Monday, June 25, 2012

With sadness


The department announces the death of Peter Burnell, whom many of you will know. The following is a tribute to Peter given by Frank Klaassen before the University Council.

I am here today to celebrate the life of my friend and colleague, Peter Burnell who died of cancer on the 7th of May, 2012.

Peter was born and raised in Cardiff, Wales. He took his BA and MA degrees at the University of Wales before coming to do a PhD in Classics at the University of Toronto in 1969. He taught at several universities in Canada and the United States before joining the Department of Classics here in 1983. He served as Department Head from 1994 until 2000. Subsequently, he moved to the Department of History where he was Full Professor until the time of his death. He was an internationally respected scholar; he wrote articles on classical literature and theology, and two books on St. Augustine, the second of which was written while he lived with cancer.

Raised on the classics from boyhood, Greek and Latin literature flowed in his veins in a way that they do for few modern intellectuals, and I never ceased to learn from him. When I asked for his assistance with translations, Peter’s suggestions were like epiphanies: unadorned yet poetic and elegant witnesses to the original texts. As a teacher, Peter was demanding, but this was wound inextricably with his charm, pointed humour, and his deep commitment to the humanistic enterprise.

In first-year Latin, Peter would routinely begin by putting a few English sentences on the board for the students to translate into Latin. One day a student raised his hand to ask a point of vocabulary: 
“Professor Burnell, what is the Latin word for “toga”?

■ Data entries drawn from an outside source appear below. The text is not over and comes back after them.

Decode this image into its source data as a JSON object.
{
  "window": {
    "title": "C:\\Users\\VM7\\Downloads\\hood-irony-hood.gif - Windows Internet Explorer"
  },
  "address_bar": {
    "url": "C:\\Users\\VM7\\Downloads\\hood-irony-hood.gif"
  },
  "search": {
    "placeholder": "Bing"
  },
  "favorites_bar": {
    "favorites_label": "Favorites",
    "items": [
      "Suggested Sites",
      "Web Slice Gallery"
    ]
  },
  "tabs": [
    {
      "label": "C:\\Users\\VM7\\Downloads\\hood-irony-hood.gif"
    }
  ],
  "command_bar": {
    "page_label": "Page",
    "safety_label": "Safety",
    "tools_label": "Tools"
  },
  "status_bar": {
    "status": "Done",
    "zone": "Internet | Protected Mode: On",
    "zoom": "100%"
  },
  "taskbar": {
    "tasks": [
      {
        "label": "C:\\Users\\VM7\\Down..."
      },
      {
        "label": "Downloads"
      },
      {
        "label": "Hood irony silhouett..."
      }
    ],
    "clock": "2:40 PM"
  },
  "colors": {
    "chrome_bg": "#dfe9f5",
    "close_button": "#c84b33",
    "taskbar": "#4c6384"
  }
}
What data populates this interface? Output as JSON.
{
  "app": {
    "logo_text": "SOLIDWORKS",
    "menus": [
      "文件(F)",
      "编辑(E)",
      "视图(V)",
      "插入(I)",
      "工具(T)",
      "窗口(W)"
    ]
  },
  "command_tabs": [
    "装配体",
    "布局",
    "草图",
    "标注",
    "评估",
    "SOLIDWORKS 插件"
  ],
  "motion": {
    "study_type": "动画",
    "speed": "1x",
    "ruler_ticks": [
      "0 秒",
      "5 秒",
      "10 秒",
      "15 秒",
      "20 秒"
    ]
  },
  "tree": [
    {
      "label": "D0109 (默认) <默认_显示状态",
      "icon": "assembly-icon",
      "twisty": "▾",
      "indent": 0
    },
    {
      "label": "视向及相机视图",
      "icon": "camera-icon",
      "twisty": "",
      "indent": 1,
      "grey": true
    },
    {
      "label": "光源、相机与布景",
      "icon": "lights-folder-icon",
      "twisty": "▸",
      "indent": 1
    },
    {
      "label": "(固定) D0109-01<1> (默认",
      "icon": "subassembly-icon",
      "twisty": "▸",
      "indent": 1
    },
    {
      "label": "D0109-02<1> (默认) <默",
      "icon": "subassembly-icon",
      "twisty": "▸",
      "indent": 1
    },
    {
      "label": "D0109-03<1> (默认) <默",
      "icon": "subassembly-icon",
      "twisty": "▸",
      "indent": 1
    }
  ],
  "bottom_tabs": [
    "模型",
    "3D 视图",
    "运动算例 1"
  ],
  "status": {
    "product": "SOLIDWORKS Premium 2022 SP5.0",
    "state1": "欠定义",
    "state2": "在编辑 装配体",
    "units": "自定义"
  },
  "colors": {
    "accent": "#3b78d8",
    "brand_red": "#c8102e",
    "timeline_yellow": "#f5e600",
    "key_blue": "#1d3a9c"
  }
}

Without hesitating Peter responded “Hmmm. What is the French for “Je ne sais pas?” He then went on to explain kindly that the Latin word for “toga” is “toga.”

Peter was a true intellectual and humanist. He had an insatiable, wide-ranging curiosity and a great moral passion. One colleague quoted F. Scott Fitzgerald in reference to him: “The test of a first-rate intelligence is the ability to hold two opposed ideas in the mind at the same time, and still retain the ability to function.” The coincidence of many sorts of opposites were somehow resolved in Peter’s mind. He was at once a devout Catholic dismayed by modern innovation (by which Peter sometimes meant medieval ones) and a great interpreter and student of St. Augustine. At the same time, he was profoundly engaged by popular culture. He valued truth wherever he found it, whether in The City of God, or David Lynch’s Eraserhead, Virgil’s poetry or South Park. 

And it was with infectious delight that he would leap from the miles gloriosus of classical literature to Flash of the Black Adder television series. Another colleague remarked that at times Peter reminded him of Woodehouse’s Bertie Wooster, not for the latters silliness or inanities, but rather for his boyish innocence: “his utterly charming enthusiasm for, and delight in, things.”

Peter’s many friends were his family, and in those relationships he also embraced remarkable differences. Among the closest of these were those with whom he fundamentally, sometimes tumultuously disagreed on the most basic issues, whether intellectual or professional.  This speaks to his honesty, his intellectual passion and depth of conviction every bit as much as it speaks to his essential courtesy and civility, his fundamental good will, and ultimately, his capacity for love. These and friendship were, for Peter, inseparably wound up with the life of the mind. 
I ask you to join me in a moment of silence to remember and celebrate the life of Professor Peter Burnell.

(Substantial portions of this were drawn from the suggestions of John Porter and Bill Bartley.)